Same as before, I want to fit a global model using nausea and all of the other variables in the dataset and compare it to the first model.

flu_glm2 <- logistic_reg() %>%
  set_engine("glm") %>%
  fit(Nausea ~ . , data = flu_data)
kableExtra::kable(tidy(flu_glm2)) %>%
  kableExtra::kable_classic(full_width = FALSE, font = "Arial")
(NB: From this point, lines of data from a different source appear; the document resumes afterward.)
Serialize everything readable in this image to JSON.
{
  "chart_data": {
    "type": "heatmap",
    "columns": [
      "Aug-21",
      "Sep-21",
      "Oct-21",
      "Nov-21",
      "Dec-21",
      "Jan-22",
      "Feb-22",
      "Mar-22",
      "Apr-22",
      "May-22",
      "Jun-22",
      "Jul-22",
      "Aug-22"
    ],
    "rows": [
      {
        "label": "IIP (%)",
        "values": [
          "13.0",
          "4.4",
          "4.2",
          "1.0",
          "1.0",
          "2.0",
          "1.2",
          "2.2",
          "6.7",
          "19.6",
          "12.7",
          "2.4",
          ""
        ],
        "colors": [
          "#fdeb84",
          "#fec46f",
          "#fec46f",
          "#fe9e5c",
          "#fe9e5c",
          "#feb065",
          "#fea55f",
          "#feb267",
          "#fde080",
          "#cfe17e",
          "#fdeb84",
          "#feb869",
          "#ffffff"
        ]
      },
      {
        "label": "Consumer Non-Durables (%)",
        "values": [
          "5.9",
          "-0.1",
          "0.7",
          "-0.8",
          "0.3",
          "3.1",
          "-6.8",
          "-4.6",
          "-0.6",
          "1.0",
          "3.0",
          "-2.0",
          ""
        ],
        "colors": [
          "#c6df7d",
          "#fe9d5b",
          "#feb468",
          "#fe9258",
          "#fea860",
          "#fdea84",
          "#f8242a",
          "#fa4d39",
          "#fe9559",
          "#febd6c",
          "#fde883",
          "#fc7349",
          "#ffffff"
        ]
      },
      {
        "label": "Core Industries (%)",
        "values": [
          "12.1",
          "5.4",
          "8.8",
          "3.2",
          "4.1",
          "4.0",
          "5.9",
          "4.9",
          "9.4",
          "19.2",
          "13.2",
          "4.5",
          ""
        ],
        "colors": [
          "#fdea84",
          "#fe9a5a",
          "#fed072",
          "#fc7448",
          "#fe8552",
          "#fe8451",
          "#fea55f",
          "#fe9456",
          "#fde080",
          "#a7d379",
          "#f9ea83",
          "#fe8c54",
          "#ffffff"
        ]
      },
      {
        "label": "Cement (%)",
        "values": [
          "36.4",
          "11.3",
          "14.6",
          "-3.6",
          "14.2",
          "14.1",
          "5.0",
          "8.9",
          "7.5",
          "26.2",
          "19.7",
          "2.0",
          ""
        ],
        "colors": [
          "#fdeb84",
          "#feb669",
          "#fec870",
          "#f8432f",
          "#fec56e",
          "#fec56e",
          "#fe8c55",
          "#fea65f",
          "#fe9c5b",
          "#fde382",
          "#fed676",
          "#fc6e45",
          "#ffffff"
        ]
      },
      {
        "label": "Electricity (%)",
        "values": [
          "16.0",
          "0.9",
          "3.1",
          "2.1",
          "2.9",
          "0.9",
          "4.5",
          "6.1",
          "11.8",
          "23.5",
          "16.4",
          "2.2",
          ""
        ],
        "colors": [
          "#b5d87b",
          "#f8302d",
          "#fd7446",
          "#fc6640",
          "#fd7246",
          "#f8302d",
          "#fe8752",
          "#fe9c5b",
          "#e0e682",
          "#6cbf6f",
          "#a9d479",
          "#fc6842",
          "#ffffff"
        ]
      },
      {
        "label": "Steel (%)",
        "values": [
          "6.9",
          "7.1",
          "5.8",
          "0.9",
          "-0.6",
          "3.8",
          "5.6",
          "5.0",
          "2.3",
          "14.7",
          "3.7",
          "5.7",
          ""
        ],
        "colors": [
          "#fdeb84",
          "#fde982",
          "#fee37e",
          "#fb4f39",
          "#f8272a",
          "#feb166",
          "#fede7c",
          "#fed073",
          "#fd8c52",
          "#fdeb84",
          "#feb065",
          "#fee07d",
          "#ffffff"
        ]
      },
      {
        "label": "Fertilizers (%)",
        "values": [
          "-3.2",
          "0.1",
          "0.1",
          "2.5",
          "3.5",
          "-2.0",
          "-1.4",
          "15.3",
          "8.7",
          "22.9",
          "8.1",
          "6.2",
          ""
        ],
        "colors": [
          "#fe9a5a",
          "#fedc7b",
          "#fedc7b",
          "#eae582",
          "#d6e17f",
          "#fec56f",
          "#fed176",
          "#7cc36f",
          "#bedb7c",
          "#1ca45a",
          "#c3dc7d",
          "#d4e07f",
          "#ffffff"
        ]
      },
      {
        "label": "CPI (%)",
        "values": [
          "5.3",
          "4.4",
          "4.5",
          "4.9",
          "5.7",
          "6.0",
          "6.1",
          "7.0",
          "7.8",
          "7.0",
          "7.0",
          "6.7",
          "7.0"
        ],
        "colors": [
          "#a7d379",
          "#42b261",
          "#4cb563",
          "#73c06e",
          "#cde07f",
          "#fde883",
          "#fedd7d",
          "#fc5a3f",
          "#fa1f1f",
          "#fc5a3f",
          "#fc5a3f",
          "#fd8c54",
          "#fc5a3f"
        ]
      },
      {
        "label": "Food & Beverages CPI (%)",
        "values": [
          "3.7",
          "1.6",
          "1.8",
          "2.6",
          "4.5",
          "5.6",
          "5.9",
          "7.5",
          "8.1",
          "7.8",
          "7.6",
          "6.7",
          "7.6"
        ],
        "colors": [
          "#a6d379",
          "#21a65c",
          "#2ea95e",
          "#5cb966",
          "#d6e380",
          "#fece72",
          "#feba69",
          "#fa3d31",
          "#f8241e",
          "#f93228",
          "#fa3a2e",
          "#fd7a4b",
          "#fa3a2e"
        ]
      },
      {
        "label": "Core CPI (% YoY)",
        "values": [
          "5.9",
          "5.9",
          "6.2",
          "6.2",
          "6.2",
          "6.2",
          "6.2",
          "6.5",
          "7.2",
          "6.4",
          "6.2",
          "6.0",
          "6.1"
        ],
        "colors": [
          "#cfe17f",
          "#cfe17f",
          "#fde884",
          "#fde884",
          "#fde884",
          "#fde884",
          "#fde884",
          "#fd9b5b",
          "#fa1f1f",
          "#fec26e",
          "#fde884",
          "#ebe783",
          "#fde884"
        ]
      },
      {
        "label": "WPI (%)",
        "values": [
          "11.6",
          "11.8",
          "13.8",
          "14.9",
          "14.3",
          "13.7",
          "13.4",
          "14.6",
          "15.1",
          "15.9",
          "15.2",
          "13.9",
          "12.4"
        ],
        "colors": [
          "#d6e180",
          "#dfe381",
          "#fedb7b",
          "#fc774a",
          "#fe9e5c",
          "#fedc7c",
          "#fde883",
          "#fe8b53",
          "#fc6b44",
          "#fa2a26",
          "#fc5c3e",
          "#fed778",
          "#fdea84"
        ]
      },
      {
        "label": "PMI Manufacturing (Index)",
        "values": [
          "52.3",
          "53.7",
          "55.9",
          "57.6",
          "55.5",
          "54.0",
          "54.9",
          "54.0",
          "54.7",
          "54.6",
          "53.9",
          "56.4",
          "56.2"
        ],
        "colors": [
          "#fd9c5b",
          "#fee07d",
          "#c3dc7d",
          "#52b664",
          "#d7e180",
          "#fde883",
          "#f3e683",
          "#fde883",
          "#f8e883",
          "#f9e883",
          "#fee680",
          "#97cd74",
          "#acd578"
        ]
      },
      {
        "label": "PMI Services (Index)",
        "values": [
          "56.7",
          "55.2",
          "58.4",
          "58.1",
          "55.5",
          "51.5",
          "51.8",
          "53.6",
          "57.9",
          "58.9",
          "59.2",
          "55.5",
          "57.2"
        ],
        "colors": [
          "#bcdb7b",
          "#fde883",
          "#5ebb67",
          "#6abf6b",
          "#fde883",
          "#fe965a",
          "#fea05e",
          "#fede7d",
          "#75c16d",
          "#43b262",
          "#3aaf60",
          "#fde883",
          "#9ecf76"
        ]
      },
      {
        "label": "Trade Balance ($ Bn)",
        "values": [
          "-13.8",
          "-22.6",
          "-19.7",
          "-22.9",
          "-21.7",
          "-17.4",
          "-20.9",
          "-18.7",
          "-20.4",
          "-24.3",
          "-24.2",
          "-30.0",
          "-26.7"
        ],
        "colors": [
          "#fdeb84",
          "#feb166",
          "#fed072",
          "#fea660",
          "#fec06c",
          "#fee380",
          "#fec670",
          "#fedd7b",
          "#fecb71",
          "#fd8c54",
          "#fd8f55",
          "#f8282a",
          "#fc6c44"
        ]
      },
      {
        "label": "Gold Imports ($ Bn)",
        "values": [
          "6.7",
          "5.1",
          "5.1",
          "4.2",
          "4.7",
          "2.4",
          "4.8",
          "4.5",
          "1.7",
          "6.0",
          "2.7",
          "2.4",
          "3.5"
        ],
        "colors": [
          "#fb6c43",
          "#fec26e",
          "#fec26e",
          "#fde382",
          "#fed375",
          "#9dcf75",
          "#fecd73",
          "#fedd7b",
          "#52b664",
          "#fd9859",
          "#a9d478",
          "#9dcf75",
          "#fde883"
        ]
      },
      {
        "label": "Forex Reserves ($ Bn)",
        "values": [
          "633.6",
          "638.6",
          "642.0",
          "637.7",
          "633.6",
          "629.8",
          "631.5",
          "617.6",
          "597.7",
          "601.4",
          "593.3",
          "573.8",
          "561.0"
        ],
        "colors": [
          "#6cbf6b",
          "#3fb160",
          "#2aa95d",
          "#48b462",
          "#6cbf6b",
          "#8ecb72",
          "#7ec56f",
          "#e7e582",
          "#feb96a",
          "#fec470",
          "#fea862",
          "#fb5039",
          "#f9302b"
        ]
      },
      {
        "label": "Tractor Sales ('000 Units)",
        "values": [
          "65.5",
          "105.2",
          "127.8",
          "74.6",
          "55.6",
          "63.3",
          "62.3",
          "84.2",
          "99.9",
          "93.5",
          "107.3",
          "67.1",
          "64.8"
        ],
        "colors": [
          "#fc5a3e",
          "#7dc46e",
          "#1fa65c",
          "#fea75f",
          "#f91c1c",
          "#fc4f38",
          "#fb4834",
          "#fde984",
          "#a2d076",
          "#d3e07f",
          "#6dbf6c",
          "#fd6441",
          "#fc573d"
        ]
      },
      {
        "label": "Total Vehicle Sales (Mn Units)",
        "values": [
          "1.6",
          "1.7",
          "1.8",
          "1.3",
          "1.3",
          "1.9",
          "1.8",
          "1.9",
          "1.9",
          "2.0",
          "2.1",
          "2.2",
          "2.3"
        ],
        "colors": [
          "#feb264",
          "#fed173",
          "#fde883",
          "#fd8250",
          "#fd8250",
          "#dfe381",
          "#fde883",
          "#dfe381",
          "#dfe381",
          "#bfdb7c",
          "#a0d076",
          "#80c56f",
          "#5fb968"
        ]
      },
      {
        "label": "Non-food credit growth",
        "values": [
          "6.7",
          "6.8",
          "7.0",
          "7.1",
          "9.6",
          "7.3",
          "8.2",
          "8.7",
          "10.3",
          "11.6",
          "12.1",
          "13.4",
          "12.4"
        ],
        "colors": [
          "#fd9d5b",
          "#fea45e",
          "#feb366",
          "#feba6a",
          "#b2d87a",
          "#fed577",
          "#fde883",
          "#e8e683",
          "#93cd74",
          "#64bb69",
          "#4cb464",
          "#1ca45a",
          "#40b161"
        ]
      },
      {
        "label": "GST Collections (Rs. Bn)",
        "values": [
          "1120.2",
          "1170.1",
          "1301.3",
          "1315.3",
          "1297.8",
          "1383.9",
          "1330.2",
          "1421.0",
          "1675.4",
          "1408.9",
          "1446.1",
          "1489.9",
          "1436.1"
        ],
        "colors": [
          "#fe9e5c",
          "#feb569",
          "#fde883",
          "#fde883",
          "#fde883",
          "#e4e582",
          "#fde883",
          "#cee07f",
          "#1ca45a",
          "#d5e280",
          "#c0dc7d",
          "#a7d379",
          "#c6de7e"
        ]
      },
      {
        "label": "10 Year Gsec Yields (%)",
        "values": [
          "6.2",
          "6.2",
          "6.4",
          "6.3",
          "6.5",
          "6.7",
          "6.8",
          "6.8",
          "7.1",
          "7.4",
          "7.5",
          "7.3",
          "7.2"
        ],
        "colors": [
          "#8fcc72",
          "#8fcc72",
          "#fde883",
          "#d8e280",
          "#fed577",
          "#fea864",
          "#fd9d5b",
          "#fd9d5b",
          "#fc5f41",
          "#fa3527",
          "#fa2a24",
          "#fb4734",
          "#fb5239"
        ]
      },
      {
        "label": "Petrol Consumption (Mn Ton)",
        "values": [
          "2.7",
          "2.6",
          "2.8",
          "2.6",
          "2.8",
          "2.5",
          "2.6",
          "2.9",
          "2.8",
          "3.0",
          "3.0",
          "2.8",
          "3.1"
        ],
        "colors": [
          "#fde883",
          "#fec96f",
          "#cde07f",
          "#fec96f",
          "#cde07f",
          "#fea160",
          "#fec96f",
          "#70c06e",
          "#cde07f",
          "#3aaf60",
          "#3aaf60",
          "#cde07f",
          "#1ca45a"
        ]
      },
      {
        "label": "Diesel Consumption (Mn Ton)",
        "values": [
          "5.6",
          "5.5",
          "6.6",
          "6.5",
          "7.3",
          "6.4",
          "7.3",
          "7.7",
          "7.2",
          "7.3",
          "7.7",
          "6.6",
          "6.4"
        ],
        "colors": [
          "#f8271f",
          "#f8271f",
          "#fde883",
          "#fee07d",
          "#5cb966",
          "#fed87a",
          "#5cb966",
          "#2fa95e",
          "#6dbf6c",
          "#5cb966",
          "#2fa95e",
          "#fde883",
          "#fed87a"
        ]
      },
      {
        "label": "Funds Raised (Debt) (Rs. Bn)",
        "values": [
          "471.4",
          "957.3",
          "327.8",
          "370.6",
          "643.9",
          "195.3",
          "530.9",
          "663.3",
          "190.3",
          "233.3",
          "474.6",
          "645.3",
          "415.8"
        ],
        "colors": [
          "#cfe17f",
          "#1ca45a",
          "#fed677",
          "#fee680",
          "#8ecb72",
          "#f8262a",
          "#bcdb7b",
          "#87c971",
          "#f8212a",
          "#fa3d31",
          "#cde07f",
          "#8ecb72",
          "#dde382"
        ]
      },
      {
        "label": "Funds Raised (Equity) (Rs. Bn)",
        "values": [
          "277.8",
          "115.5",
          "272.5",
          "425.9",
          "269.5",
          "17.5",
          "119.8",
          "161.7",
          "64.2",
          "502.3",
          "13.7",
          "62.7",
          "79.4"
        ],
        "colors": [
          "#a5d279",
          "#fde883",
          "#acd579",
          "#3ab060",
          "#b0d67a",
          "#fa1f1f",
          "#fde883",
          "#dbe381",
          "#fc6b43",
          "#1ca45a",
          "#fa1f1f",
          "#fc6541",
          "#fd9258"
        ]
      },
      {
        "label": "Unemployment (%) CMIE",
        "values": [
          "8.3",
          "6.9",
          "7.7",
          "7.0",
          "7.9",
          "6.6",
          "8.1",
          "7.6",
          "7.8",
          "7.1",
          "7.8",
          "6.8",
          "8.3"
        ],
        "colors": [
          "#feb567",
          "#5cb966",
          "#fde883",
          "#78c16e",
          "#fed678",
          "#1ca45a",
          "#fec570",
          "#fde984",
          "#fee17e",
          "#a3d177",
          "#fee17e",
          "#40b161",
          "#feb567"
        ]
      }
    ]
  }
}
term	estimate	std.error	statistic	p.value
(Intercept)	0.2228705	7.8274090	0.0284731	0.9772848
SwollenLymphNodesYes	-0.2510826	0.1960289	-1.2808444	0.2002483
ChestCongestionYes	0.2755537	0.2126616	1.2957376	0.1950659
ChillsSweatsYes	0.2740967	0.2878278	0.9522940	0.3409479
NasalCongestionYes	0.4258174	0.2545609	1.6727521	0.0943761
CoughYNYes	-0.1404234	0.5187985	-0.2706705	0.7866445
SneezeYes	0.1767237	0.2103493	0.8401441	0.4008276
FatigueYes	0.2290618	0.3718816	0.6159535	0.5379252
SubjectiveFeverYes	0.2777411	0.2253628	1.2324177	0.2177931
HeadacheYes	0.3312592	0.2848965	1.1627353	0.2449369
WeaknessMild	-0.1216059	0.4468864	-0.2721182	0.7855312
WeaknessModerate	0.3108487	0.4544826	0.6839618	0.4939993
WeaknessSevere	0.8231869	0.5104242	1.6127505	0.1067987
WeaknessYNYes	NA	NA	NA	NA
CoughIntensityMild	-0.2207938	0.5843673	-0.3778339	0.7055540
CoughIntensityModerate	-0.3626784	0.6313701	-0.5744307	0.5656764
CoughIntensitySevere	-0.9505442	0.6581423	-1.4442837	0.1486592
CoughYN2Yes	NA	NA	NA	NA
MyalgiaMild	-0.0041462	0.3680943	-0.0112640	0.9910128
MyalgiaModerate	0.2047429	0.3732305	0.5485697	0.5833008
MyalgiaSevere	0.1207580	0.4449265	0.2714112	0.7860748
MyalgiaYNYes	NA	NA	NA	NA
RunnyNoseYes	0.0453236	0.2326446	0.1948189	0.8455347
AbPainYes	0.9393036	0.2814632	3.3372164	0.0008462
ChestPainYes	0.0707772	0.2278583	0.3106192	0.7560901
DiarrheaYes	1.0639338	0.2587051	4.1125354	0.0000391
EyePnYes	-0.3419910	0.2777198	-1.2314249	0.2181640
InsomniaYes	0.0841752	0.1929851	0.4361747	0.6627100
ItchyEyeYes	-0.0633645	0.2325014	-0.2725337	0.7852117
EarPnYes	-0.1817189	0.2392074	-0.7596707	0.4474514
HearingYes	0.3230517	0.4524022	0.7140808	0.4751772
PharyngitisYes	0.2753644	0.2660588	1.0349756	0.3006803
BreathlessYes	0.5268015	0.2085792	2.5256661	0.0115479
ToothPnYes	0.4806486	0.2294739	2.0945674	0.0362095
VisionYes	0.1254977	0.5411141	0.2319247	0.8165965
VomitYes	2.4584655	0.3486077	7.0522411	0.0000000
WheezeYes	-0.3044348	0.2340838	-1.3005376	0.1934168
BodyTemp	-0.0312460	0.0798381	-0.3913668	0.6955261

glance(flu_glm2)

# A tibble: 1 x 8
  null.deviance df.null logLik   AIC   BIC deviance df.residual  nobs
          <dbl>   <int>  <dbl> <dbl> <dbl>    <dbl>       <int> <int>
1          945.     729  -376.  821.  982.     751.         695   730

Let’s see which model is a better fit.

compare_performance(flu_glm1, flu_glm2)

Warning in predict.lm(object, newdata, se.fit, scale = 1, type = if (type == :
prediction from a rank-deficient fit may be misleading

Warning in predict.lm(object, newdata, se.fit, scale = 1, type = if (type == :
prediction from a rank-deficient fit may be misleading

Warning in predict.lm(object, newdata, se.fit, scale = 1, type = if (type == :
prediction from a rank-deficient fit may be misleading

Warning in predict.lm(object, newdata, se.fit, scale = 1, type = if (type == :
prediction from a rank-deficient fit may be misleading

# Comparison of Model Performance Indices

Name     | Model | AIC (weights) | AICc (weights) | BIC (weights) | Tjur's R2 |  RMSE | Sigma | Log_loss | Score_log | Score_spherical |   PCP
----------------------------------------------------------------------------------------------------------------------------------------------
flu_glm1 |  _glm | 948.6 (<.001) |  948.6 (<.001) | 957.8 (>.999) | 1.169e-04 | 0.477 | 1.139 |    0.647 |  -107.871 |           0.012 | 0.545
flu_glm2 |  _glm | 821.5 (>.999) |  825.1 (>.999) | 982.2 (<.001) |     0.247 | 0.414 | 1.040 |    0.515 |      -Inf |           0.002 | 0.658

Once again, the global model was better at explaining the data than the univariate model.